Budget & Tax
Lawmakers begin to roll back historic pension progress
June 2, 2020
Curtis Shelton
Oklahoma state lawmakers voted last month to approve “an unfunded increase in state workers’ retirement benefits,” Ray Carter reported, “a step that accelerates the ongoing financial deterioration of Oklahoma’s state pension systems and reduces current workers’ future retirement security.
“HB 3350 provides a 4 percent ‘cost of living adjustment’ (COLA) to most retired state government workers, but provides no funding to cover the cost, instead draining the pension systems’ corpus for the cash.”
After a decade of replenishing the state’s retirement system, this new law is estimated to add nearly $1 billion in unfunded liability to the retirement system and does so at the worst possible time. This is why OPCA has given it such a heavy weight on our legislative scorecard.

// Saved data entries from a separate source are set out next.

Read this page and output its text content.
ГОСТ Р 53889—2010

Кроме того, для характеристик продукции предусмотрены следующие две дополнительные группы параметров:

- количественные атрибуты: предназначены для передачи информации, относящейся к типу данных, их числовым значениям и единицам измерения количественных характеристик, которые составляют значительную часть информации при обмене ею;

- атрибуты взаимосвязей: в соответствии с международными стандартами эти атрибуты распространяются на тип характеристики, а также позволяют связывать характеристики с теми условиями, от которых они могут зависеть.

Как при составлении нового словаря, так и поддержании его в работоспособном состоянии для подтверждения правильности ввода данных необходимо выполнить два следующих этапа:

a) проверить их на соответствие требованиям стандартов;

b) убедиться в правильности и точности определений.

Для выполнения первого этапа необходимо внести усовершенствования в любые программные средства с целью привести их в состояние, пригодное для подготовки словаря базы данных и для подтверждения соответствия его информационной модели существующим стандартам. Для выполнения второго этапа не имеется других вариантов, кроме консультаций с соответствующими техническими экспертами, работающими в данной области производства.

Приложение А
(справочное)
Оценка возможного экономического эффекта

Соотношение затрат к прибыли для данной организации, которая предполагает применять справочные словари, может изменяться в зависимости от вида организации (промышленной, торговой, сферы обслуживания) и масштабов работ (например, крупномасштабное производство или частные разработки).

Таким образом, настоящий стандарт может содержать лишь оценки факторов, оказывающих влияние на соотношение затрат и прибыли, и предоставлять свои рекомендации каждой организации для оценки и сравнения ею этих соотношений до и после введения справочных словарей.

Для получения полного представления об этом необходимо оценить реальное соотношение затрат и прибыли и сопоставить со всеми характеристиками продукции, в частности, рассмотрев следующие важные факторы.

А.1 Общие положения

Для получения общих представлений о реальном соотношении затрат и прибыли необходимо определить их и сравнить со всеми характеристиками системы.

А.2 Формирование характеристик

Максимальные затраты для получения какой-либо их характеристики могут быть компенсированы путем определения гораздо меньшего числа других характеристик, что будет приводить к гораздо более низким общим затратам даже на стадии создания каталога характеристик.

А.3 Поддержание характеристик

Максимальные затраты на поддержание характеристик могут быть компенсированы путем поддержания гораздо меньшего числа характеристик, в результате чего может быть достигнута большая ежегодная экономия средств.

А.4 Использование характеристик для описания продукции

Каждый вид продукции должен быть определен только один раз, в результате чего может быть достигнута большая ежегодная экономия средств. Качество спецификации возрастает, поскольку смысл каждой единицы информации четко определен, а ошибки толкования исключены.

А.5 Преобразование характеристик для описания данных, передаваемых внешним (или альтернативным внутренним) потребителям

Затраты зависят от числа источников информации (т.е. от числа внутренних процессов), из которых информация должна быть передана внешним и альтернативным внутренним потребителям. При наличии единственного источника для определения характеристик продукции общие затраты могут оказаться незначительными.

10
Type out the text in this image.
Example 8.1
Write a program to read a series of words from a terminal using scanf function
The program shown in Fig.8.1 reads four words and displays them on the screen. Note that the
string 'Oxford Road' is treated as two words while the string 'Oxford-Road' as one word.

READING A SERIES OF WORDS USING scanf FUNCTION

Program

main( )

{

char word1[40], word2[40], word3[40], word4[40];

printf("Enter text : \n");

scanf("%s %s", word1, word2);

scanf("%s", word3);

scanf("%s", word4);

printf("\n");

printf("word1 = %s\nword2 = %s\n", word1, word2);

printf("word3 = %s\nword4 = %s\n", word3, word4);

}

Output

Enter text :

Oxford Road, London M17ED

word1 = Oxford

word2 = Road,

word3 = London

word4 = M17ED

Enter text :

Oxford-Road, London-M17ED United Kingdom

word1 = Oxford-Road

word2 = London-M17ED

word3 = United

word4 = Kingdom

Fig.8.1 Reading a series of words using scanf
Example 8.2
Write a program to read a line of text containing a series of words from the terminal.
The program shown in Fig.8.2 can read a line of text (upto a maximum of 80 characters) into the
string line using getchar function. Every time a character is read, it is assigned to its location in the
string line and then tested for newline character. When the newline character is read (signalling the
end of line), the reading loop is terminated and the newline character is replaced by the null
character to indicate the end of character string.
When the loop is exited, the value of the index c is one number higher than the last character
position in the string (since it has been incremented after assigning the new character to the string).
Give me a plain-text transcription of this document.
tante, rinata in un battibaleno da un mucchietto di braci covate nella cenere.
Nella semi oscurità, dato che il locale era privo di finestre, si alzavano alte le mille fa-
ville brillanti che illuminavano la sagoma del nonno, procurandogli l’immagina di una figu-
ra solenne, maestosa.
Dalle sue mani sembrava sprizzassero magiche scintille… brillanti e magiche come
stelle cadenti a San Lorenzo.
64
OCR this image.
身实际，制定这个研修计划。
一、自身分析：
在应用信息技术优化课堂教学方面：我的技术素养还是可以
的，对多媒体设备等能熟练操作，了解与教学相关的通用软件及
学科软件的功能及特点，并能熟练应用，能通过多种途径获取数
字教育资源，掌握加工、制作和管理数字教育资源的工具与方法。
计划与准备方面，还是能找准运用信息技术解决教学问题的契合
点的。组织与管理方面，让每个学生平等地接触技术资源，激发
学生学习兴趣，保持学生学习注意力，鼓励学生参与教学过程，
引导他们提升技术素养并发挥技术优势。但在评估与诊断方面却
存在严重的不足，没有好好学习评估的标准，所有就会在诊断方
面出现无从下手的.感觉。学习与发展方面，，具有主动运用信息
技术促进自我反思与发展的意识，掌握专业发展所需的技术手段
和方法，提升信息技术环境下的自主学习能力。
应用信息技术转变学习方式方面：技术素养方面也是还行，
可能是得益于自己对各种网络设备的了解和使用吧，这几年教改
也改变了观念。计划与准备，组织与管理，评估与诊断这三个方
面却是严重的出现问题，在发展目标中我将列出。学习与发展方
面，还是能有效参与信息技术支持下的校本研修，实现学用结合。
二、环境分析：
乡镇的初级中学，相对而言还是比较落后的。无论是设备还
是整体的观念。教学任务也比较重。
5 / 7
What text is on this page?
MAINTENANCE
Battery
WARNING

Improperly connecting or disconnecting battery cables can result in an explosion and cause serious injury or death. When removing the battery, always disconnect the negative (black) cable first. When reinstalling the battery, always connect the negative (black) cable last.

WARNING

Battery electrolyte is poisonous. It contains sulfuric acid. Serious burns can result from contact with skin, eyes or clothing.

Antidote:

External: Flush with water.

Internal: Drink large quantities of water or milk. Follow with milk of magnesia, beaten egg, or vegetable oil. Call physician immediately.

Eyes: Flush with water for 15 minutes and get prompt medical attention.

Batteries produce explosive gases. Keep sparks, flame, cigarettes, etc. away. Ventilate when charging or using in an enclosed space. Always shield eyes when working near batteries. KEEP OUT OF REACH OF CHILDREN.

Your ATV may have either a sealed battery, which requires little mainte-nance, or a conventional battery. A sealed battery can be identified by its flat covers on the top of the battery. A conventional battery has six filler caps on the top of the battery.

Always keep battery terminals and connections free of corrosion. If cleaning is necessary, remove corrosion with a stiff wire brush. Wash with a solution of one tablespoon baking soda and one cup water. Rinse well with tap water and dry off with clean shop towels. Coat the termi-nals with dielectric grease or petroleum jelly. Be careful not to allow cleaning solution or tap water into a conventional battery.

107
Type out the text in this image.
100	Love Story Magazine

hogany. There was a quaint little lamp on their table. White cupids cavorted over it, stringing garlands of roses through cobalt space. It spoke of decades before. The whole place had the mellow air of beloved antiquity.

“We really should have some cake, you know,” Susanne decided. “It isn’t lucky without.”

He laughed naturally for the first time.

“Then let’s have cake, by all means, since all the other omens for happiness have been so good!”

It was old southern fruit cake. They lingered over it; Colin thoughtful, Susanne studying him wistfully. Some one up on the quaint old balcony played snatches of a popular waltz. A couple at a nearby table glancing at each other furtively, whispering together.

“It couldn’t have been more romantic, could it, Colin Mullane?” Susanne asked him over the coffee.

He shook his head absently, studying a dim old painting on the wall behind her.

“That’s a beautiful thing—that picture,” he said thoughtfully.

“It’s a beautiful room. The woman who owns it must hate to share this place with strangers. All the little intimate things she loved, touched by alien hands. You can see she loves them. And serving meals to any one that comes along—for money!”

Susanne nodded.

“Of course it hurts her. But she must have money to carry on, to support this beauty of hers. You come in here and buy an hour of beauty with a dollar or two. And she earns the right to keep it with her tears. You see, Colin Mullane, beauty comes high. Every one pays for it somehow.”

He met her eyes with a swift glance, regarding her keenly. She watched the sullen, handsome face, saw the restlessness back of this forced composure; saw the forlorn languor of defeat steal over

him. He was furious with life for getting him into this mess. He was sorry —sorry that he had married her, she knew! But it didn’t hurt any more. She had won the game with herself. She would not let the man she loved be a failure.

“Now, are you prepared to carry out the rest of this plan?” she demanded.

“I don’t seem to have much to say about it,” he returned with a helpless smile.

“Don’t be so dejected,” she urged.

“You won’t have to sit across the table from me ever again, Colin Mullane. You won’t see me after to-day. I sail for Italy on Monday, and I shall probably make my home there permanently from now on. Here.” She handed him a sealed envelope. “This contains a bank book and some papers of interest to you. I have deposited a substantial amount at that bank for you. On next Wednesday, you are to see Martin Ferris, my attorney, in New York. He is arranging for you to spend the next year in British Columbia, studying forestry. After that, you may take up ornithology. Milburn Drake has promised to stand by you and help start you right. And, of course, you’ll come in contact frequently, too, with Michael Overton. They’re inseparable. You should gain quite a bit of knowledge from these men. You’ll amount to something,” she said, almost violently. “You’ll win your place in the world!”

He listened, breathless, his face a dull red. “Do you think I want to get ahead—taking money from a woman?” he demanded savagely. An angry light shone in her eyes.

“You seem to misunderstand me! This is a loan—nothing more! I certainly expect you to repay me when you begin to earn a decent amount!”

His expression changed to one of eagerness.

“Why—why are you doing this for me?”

After years and years of benefit increases with no funding support during the Gene Stipe era, Oklahoma’s pension system was near crisis levels with pensions at a 56 percent funding ratio. Thanks to the hard work of state Sen. Mike Mazzei (R-Tulsa) and state Rep. Randy McDaniel (R-Oklahoma City), major reforms were adopted in 2011 and now that funding ratio has grown to 81 percent. The most prominent of these reforms was HB 2132, requiring all COLAs to have a funding source. This reform was attempting to stop exactly what the 2020 legislature just did. Lawmakers this year simply dubbed HB 3350 a “nonfiscal retirement bill”—despite hundreds of millions of dollars in costs.
Even in normal economic years, providing a guaranteed benefit without a way to pay for it is a bad idea. It’s an especially unwise idea during the type of downturn the state and country are experiencing right now. Just look to states like California and Illinois to understand the slippery slope of bloated pension programs.
[This is one in a series of articles about legislation included on OCPA’s 2020 legislative scorecard.]